After the removal of indigenous trees during the city's early colonial settlement, Whitmore Square was replanted in the 1850s and fenced to protect it from animals. The fences were finally removed in 1932. In the 1930s the square was a meeting place for people to discuss current affairs as well as a place for local children to play.

During World War II, air raid trenches were installed in the square and it was used for training of soldiers.

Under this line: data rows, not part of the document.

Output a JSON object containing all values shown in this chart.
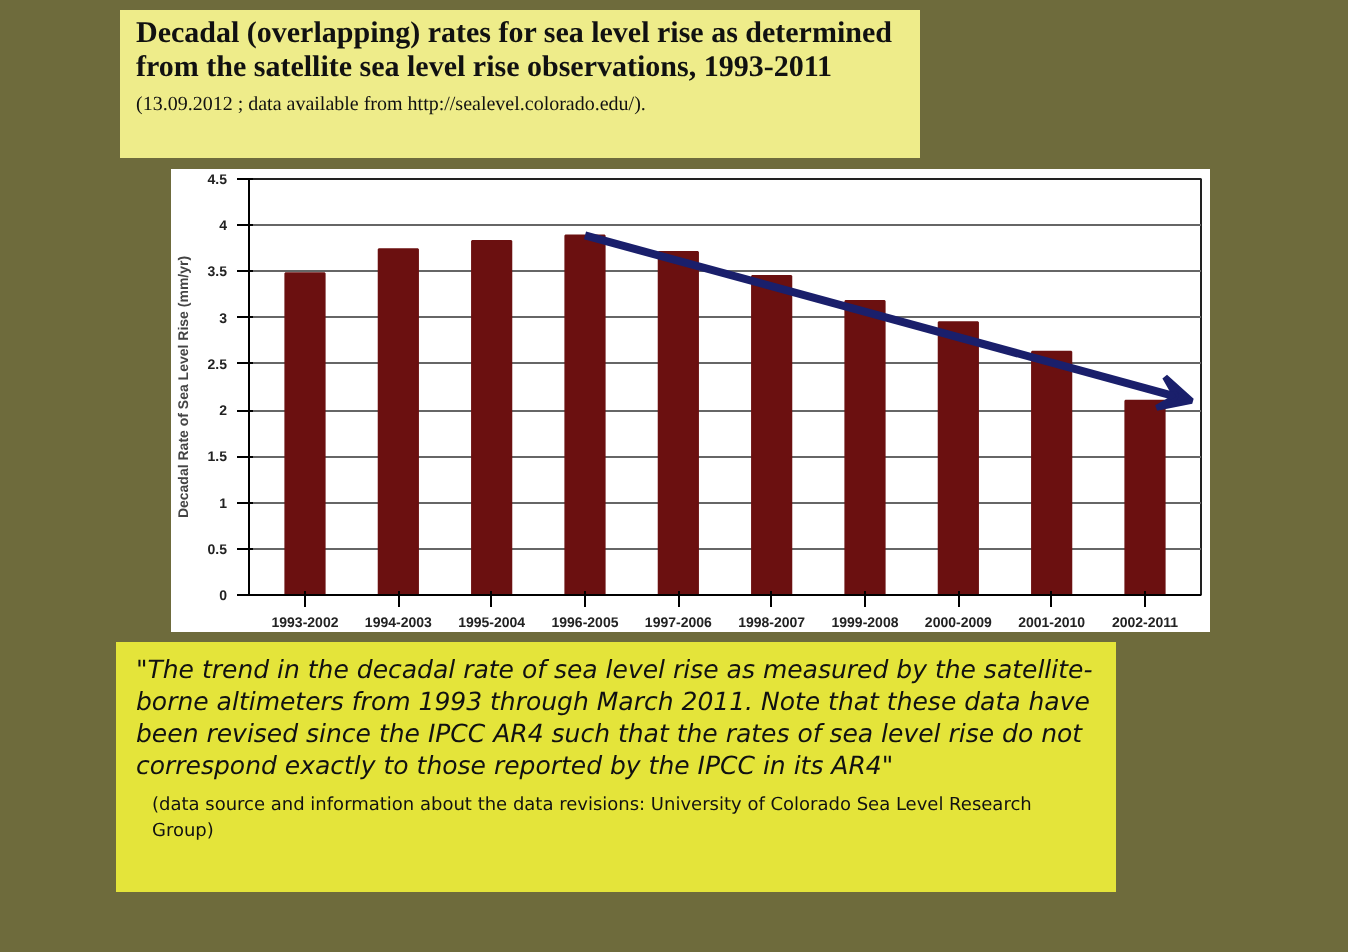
{
  "chart_data": {
    "type": "bar",
    "title": "Decadal (overlapping) rates for sea level rise as determined from the satellite sea level rise observations,   1993-2011",
    "subtitle": "(13.09.2012 ; data available from http://sealevel.colorado.edu/).",
    "ylabel": "Decadal Rate of Sea Level Rise (mm/yr)",
    "categories": [
      "1993-2002",
      "1994-2003",
      "1995-2004",
      "1996-2005",
      "1997-2006",
      "1998-2007",
      "1999-2008",
      "2000-2009",
      "2001-2010",
      "2002-2011"
    ],
    "values": [
      3.48,
      3.74,
      3.83,
      3.89,
      3.71,
      3.45,
      3.18,
      2.95,
      2.63,
      2.1
    ],
    "color": "#6b1010",
    "ylim": [
      0,
      4.5
    ],
    "yticks": [
      0,
      0.5,
      1,
      1.5,
      2,
      2.5,
      3,
      3.5,
      4,
      4.5
    ],
    "grid": "y",
    "annotations": [
      "\"The trend in the decadal rate of sea level rise as measured by the satellite-borne altimeters from 1993 through March 2011. Note that these data have been revised since the IPCC AR4 such that the rates of sea level rise do not correspond exactly to those reported by the IPCC in its AR4\"",
      "(data source and information about the data revisions: University of Colorado Sea Level Research Group)"
    ]
  }
}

From 1909-1958 the north-west corner of the square was cut off by electric tram tracks.

===Dual naming===
In March 2003, as part of the City of Adelaide's dual naming project in association with the University of Adelaide's project, the square was assigned the name "Ivaritji", to commemorate the last full-blood Kaurna person and speaker of the language, a woman also known as Amelia Taylor, who was the daughter of Ityamai-itpina ("King Rodney"). The spelling of her name was later amended to Iparrityi. Iparrityi was born in the 1840s in Port Adelaide, and is sometimes referred to as "the last woman of the Adelaide Tribe". The name is a Kaurna word meaning "gentle, misty rain".

==21st century==
By the 1990s the square had become known as a place for homeless people, public intoxication, drug use and prostitution, so seen as an unsafe place to be at night. The square was made a dry zone in 2001, and a nearby strip club converted into live music venue, the Whitmore Hotel. A giant chess board and a basketball half-court were installed in 2007 and 2009 respectively. The square become a more "community-orientated park" with a Community Verge Garden on the western side. Regular events started being held in the square, such as food truck fairs and film nights.

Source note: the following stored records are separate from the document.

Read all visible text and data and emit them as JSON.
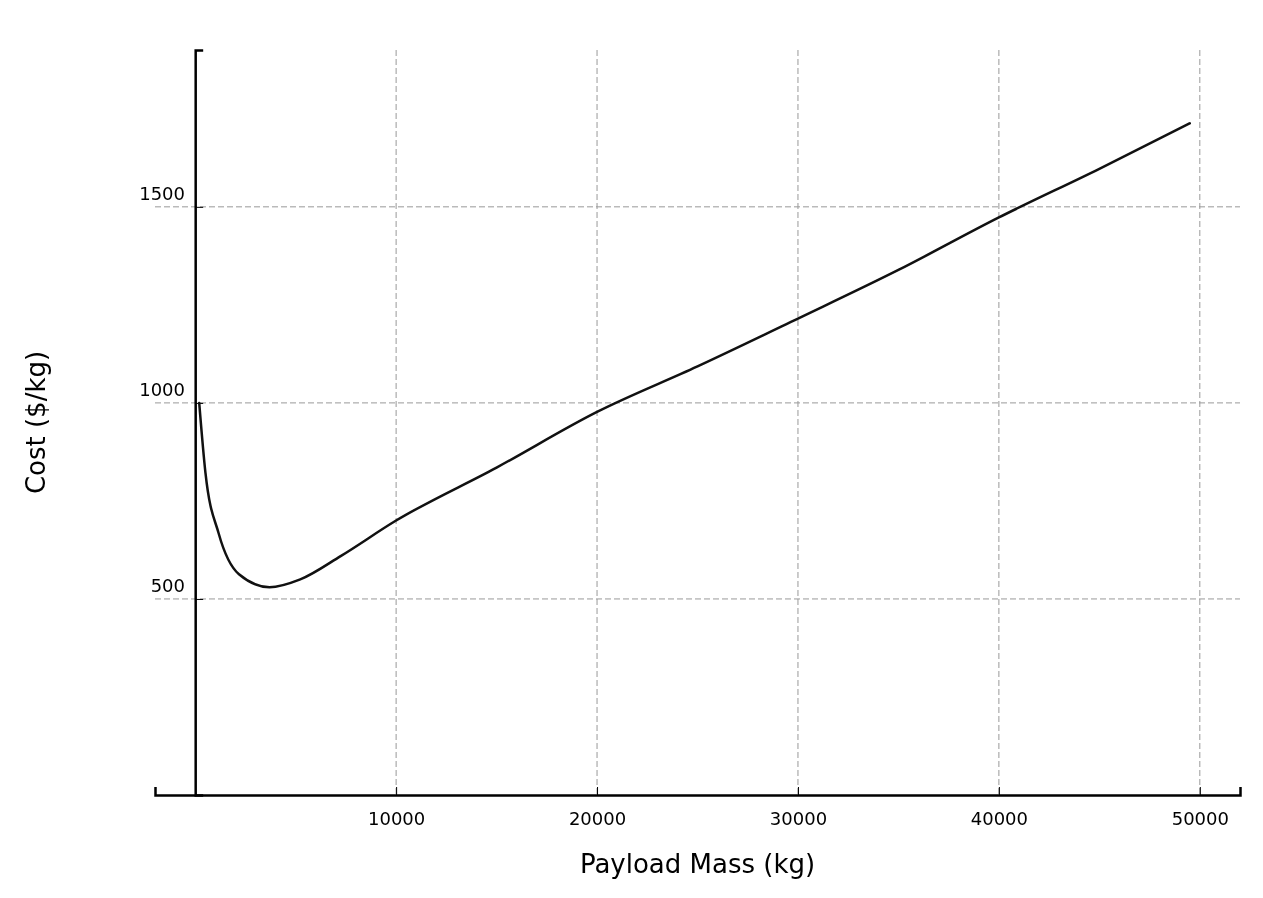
{
  "chart_data": {
    "type": "line",
    "xlabel": "Payload Mass (kg)",
    "ylabel": "Cost ($/kg)",
    "x": [
      200,
      510,
      1170,
      2180,
      3700,
      5230,
      7260,
      10000,
      15000,
      20000,
      25000,
      30000,
      35000,
      40000,
      45000,
      49500
    ],
    "series": [
      {
        "color": "#111111",
        "values": [
          1000,
          822,
          667,
          563,
          530,
          550,
          610,
          700,
          835,
          977,
          1093,
          1215,
          1339,
          1473,
          1597,
          1713
        ]
      }
    ],
    "xlim": [
      -2000,
      52000
    ],
    "ylim": [
      0,
      1900
    ],
    "xticks": [
      10000,
      20000,
      30000,
      40000,
      50000
    ],
    "yticks": [
      500,
      1000,
      1500
    ],
    "grid": true,
    "marker": "none",
    "line_style": "solid"
  }
}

In December 2007, a public artwork, Voyagers, was unveiled on the western side of Whitmore Square. It pays homage to the Afghan cameleers who lived nearby and worshipped at the Central Adelaide Mosque when not working in the outback. As of 2018 the memorial did not have any signs explaining its purpose or the meaning of the scripts on the memorial.

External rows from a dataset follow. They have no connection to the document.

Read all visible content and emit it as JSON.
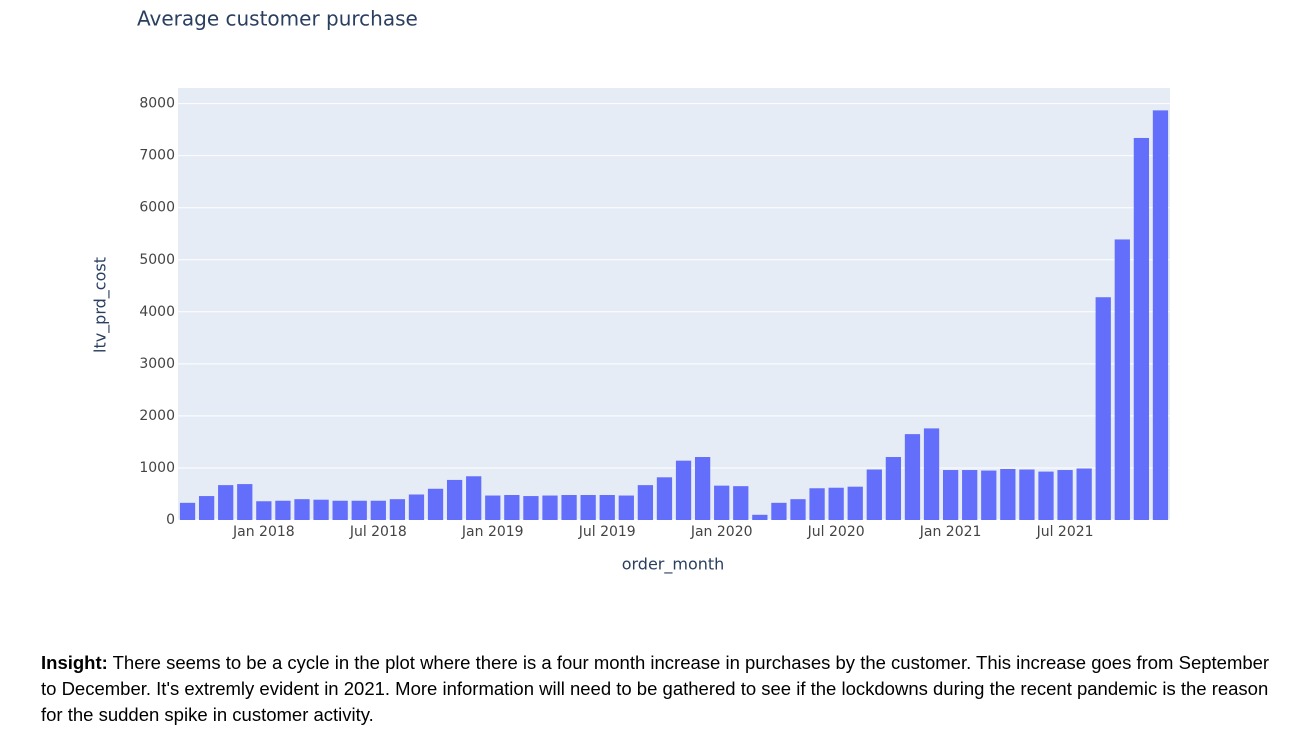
{
  "chart_data": {
    "type": "bar",
    "title": "Average customer purchase",
    "xlabel": "order_month",
    "ylabel": "ltv_prd_cost",
    "color": "#636efa",
    "grid": true,
    "x": [
      "2017-09",
      "2017-10",
      "2017-11",
      "2017-12",
      "2018-01",
      "2018-02",
      "2018-03",
      "2018-04",
      "2018-05",
      "2018-06",
      "2018-07",
      "2018-08",
      "2018-09",
      "2018-10",
      "2018-11",
      "2018-12",
      "2019-01",
      "2019-02",
      "2019-03",
      "2019-04",
      "2019-05",
      "2019-06",
      "2019-07",
      "2019-08",
      "2019-09",
      "2019-10",
      "2019-11",
      "2019-12",
      "2020-01",
      "2020-02",
      "2020-03",
      "2020-04",
      "2020-05",
      "2020-06",
      "2020-07",
      "2020-08",
      "2020-09",
      "2020-10",
      "2020-11",
      "2020-12",
      "2021-01",
      "2021-02",
      "2021-03",
      "2021-04",
      "2021-05",
      "2021-06",
      "2021-07",
      "2021-08",
      "2021-09",
      "2021-10",
      "2021-11",
      "2021-12"
    ],
    "values": [
      330,
      460,
      670,
      690,
      360,
      370,
      400,
      390,
      370,
      370,
      370,
      400,
      490,
      600,
      770,
      840,
      470,
      480,
      460,
      470,
      480,
      480,
      480,
      470,
      670,
      820,
      1140,
      1210,
      660,
      650,
      100,
      330,
      400,
      610,
      620,
      640,
      970,
      1210,
      1650,
      1760,
      960,
      960,
      950,
      980,
      970,
      930,
      960,
      990,
      4280,
      5390,
      7340,
      7870
    ],
    "ylim": [
      0,
      8300
    ],
    "yticks": [
      0,
      1000,
      2000,
      3000,
      4000,
      5000,
      6000,
      7000,
      8000
    ],
    "xticks": [
      {
        "value": "2018-01",
        "label": "Jan 2018"
      },
      {
        "value": "2018-07",
        "label": "Jul 2018"
      },
      {
        "value": "2019-01",
        "label": "Jan 2019"
      },
      {
        "value": "2019-07",
        "label": "Jul 2019"
      },
      {
        "value": "2020-01",
        "label": "Jan 2020"
      },
      {
        "value": "2020-07",
        "label": "Jul 2020"
      },
      {
        "value": "2021-01",
        "label": "Jan 2021"
      },
      {
        "value": "2021-07",
        "label": "Jul 2021"
      }
    ]
  },
  "insight": {
    "label": "Insight:",
    "text": "There seems to be a cycle in the plot where there is a four month increase in purchases by the customer. This increase goes from September to December. It's extremly evident in 2021. More information will need to be gathered to see if the lockdowns during the recent pandemic is the reason for the sudden spike in customer activity."
  }
}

In the 2010s the revival of the area continued, with several new cafes opening. In September 2018 the Whitmore Hotel reopened as Sparkke at the Whitmore, after local speciality brewers Sparkke Change Beverage Co bought the building.

The City of Adelaide, after community consultation, approved the Whitmore Square/Iparrityi Master Plan at the 11 June 2019 Council meeting. New lighting to the diagonal path across the square as well as feature tree lighting has already been installed.